Ambizioni frustrate

Lasciarsi la crisi alle spalle

Il giudizio della Commissione europea sulla situazione economica e fiscale dell’Italia non è quello che si può dire propriamente incoraggiante, al contrario. Bruxelles ha rivisto al ribasso le stime della nostra crescita. Nel 2016 sarà dell’1,4 e nel 2017 dell’1,3 per cento. Dati, dopo anni di depressione, sotto la media europea che invece è in espansione dell’1,7 per cento nell’Eurozona per l’anno in corso e dell’1,9 per il 2017. Si dirà, che in fondo la riduzione è solo di un decimo di punto rispetto alle previsioni e di solo tre rispetto a quelle della media europea.
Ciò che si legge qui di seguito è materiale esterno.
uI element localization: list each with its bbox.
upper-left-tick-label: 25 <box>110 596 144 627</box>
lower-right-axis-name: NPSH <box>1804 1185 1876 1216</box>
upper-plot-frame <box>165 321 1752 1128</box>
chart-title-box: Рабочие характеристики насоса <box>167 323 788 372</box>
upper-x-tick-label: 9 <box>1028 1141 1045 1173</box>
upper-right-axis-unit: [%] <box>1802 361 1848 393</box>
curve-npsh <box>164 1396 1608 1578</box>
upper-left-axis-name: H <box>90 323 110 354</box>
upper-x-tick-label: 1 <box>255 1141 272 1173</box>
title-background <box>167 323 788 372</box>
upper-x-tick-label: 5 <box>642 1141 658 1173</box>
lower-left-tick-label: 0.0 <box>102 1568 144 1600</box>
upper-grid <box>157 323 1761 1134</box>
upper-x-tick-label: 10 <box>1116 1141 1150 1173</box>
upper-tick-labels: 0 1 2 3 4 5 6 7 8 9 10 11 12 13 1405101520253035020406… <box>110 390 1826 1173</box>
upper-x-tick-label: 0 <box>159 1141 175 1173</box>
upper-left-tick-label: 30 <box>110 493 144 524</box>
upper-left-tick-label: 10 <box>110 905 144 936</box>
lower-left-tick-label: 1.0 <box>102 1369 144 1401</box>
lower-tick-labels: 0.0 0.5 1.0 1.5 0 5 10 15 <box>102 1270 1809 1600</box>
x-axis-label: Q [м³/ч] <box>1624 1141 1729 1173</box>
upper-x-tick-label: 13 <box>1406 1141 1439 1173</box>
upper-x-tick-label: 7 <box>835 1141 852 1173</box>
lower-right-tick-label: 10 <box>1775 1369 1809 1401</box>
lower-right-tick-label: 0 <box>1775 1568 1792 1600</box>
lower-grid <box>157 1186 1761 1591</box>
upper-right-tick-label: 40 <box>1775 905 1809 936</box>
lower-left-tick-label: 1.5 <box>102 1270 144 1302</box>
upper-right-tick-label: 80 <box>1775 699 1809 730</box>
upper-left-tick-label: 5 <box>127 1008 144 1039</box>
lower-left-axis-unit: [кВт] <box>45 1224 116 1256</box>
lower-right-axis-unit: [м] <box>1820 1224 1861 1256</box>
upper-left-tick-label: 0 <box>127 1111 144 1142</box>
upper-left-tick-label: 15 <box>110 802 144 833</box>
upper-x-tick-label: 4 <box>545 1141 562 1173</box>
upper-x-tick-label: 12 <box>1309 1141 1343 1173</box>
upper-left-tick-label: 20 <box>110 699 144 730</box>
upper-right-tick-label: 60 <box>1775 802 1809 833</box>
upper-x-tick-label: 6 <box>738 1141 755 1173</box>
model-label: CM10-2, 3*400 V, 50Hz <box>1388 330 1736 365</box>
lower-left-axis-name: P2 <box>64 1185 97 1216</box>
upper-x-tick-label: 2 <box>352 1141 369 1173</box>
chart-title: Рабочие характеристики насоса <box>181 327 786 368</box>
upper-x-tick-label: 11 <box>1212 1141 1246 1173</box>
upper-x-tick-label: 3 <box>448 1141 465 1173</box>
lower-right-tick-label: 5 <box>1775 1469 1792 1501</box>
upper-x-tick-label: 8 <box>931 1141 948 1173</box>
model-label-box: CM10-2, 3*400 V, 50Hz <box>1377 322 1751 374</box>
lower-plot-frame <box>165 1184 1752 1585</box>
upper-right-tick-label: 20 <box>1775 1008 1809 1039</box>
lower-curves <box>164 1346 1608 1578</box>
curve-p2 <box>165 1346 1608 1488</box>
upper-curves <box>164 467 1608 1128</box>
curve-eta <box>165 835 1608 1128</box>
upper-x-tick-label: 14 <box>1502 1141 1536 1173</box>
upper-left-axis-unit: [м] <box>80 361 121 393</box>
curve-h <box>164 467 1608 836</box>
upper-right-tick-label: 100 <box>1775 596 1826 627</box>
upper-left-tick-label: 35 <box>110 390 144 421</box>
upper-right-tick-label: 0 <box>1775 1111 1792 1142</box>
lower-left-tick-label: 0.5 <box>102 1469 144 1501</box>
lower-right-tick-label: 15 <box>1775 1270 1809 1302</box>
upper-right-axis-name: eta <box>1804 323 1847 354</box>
Anche se non volessimo preoccuparci del fatto che nel 2017 questa aumenta ancora di uno 0,2 mentre la nostra torna a contrarsi, il problema è un altro, ovvero che per parlare di crescita vera servirebbe un balzo in avanti di un paio di punti almeno e non di qualche decimale. Per cui anche se l’Italia crescesse della media europea, continuerebbe ad annaspare, penalizzata dalle perdite del decennio. Questa è ancora la parte migliore del documento di Bruxelles, impietoso sul fronte dei conti pubblici. Dire che quelli proprio non tornano è un eufemismo. Nel 2017 il deficit per scendere all’1,5 per cento e centrare il pareggio promesso nel 2018, dovrebbe pretendere un doppio aumento dell’ Iva che il governo voleva scongiurare. Metti anche che l’Italia ottenga uno sconto dello 0,4 per le riforme effettuate. Togli un altro punto con la clausola investimenti. Ammetti due decimi di punto per le spese extra dei migranti, arriviamo forse ad un miliardo. Ne mancherebbero sempre due. Katainen è già insorto dicendo che le regole dell’Europa sono fin troppo flessibili. Considerati i rapporti instaurati dal premier italiano con la Commissione europea, sarà difficile che Junker richiami il suo cane da guardia. Abbiamo fatto il job act, bravi, è la cosa migliore. L’occupazione è in leggera ripresa ma davvero troppo lentamente. Insomma, un po’ troppo poco per un governo che aveva l’ambizione di lasciarsi la crisi alle spalle e intraprendere una prodigiosa riforma fiscale. Inevitabile che nei palazzi si parli sempre con più frequenza di elezioni anticipate. Un altro anno così e Renzi si presenta al voto con le scarpe e le tasche bucate.